Another significant separatist challenge in Kazakhstan is from the growing number of non-Russian minorities, who have engaged in violent actions over the past few years. As of 2022, the largest state minorities include Uzbeks (3.2%), Ukrainians (1.9%), Uyghurs (1.5%), Germans (1.1%), and Tatars (1.1%). Some of these populations want ethnic statehood within Kazakhstan or even independence if the situation does not change.

The most significant source of separatism now comes from within the Kazakh nation based on regional, religious, or tribal identities. Ethnic Kazakhs in the west have repeatedly challenged Astana in economic protests, which contain an important secessionist message.

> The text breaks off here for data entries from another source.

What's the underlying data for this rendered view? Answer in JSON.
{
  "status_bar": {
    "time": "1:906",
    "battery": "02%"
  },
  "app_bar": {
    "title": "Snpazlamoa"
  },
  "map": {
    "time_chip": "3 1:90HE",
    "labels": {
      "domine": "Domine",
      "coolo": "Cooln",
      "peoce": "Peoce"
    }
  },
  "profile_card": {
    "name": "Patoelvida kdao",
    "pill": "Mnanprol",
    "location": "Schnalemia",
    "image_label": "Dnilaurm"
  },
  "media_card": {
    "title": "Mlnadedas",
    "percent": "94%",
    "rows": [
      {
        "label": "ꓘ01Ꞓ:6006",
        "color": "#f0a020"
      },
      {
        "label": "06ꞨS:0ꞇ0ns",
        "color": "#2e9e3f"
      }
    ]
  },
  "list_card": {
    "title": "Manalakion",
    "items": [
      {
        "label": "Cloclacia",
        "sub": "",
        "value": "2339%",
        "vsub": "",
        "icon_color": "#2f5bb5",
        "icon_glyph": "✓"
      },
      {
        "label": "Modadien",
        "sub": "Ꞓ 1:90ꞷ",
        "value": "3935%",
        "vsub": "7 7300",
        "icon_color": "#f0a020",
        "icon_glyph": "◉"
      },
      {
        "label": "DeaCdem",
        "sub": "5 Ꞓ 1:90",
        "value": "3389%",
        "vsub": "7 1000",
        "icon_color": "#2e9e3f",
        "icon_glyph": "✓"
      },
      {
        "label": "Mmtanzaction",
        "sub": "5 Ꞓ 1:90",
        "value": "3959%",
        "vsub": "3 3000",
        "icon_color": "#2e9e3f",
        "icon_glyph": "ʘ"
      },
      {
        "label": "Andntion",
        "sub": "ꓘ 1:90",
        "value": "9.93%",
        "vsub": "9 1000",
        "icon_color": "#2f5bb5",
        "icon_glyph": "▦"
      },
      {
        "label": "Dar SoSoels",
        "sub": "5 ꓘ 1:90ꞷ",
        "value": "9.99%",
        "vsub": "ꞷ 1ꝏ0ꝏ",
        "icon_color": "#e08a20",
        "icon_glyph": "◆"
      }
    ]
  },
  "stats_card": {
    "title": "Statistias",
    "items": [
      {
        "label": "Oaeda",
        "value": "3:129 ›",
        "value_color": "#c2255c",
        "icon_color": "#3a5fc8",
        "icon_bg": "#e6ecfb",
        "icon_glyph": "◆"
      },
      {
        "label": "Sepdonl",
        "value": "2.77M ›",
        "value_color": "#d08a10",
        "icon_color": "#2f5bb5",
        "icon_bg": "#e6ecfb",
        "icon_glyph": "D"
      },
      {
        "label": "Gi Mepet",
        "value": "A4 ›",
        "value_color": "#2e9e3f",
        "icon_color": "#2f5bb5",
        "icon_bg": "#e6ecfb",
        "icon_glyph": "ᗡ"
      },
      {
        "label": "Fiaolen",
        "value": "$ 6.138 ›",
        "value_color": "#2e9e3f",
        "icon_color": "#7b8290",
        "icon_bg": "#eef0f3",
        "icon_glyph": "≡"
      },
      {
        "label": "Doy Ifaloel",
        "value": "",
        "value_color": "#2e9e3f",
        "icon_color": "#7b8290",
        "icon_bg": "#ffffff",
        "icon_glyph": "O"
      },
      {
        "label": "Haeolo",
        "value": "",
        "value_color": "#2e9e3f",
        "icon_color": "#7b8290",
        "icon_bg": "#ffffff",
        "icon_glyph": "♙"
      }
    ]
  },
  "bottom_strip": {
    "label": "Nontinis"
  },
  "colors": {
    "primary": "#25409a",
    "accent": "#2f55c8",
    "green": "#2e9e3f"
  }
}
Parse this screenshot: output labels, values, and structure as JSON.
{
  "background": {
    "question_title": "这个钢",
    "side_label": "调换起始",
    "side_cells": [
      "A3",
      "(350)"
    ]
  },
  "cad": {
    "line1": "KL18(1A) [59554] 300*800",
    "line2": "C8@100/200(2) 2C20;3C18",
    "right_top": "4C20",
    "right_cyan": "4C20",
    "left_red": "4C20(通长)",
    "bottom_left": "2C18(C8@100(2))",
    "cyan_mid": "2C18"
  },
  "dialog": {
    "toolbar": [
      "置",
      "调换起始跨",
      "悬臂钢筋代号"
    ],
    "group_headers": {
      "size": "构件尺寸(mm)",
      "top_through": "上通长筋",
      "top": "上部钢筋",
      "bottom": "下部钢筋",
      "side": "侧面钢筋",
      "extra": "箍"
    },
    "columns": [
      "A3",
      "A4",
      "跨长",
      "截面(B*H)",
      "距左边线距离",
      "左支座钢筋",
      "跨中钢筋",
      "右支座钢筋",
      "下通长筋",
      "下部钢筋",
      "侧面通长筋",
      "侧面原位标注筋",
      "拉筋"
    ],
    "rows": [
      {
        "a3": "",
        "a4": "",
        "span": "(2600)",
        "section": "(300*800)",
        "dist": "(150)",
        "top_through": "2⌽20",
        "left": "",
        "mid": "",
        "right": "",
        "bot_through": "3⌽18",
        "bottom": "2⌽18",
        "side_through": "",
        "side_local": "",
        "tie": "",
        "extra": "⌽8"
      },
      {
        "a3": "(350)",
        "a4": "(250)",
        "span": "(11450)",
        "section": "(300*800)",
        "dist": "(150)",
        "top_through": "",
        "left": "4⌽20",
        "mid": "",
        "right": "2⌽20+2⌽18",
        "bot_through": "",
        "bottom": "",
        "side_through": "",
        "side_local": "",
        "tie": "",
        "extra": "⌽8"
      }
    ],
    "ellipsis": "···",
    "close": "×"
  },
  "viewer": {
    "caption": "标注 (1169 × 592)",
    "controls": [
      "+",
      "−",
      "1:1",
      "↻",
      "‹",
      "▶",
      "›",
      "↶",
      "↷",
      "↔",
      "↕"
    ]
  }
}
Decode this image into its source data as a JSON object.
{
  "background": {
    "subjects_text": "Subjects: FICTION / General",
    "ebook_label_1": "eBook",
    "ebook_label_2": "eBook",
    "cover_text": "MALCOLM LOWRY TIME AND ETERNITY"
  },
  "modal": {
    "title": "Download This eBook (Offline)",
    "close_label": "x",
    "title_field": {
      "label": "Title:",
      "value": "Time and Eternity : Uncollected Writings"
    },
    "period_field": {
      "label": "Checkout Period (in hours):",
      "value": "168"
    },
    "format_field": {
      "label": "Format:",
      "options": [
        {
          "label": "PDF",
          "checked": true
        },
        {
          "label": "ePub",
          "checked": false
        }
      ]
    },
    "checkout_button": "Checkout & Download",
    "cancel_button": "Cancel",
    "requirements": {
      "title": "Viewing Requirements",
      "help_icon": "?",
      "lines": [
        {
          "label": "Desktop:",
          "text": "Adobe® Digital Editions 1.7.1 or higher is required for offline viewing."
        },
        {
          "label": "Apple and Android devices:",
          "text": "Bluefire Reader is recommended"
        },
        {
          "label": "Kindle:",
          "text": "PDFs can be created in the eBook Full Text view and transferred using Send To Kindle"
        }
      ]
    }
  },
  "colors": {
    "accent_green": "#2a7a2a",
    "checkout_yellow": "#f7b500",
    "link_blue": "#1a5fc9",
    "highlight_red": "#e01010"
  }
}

However, the most important intra-Kazakh division is the social formation of the Kazakhs, which has always been divided into three great tribal confederations known as zhus.

The role of the zhus in Kazakh society has become more important as Kazakhs become the overwhelming majority of the population and more traditional ethnic Kazakhs return from abroad. In the past, Kazakhs of any zhus could unite against any perceived ethnic Russian threat, but now they are increasingly turning on one another due to the declining significance of the Russian minority. Kazakhstan President Kassym-Jomart Tokayev is worried about this, as these divisions could be exploited by Russia or another outside power.

To promote a civic identity for all, he has taken the lead in promoting a civic identity for all. Russian specialists in the region focus on alternative sources of separatism in Kazakhstan, aware that these divisions pose a threat to Astana and can be exploited directly or through false flag operations to threaten Astana and force it to revise its current foreign policy stance. Western analysts and governments must be aware of these possibilities as they work to help Kazakhstan break many of its ties with Russia, but in ways that will not end by breaking Kazakhstan.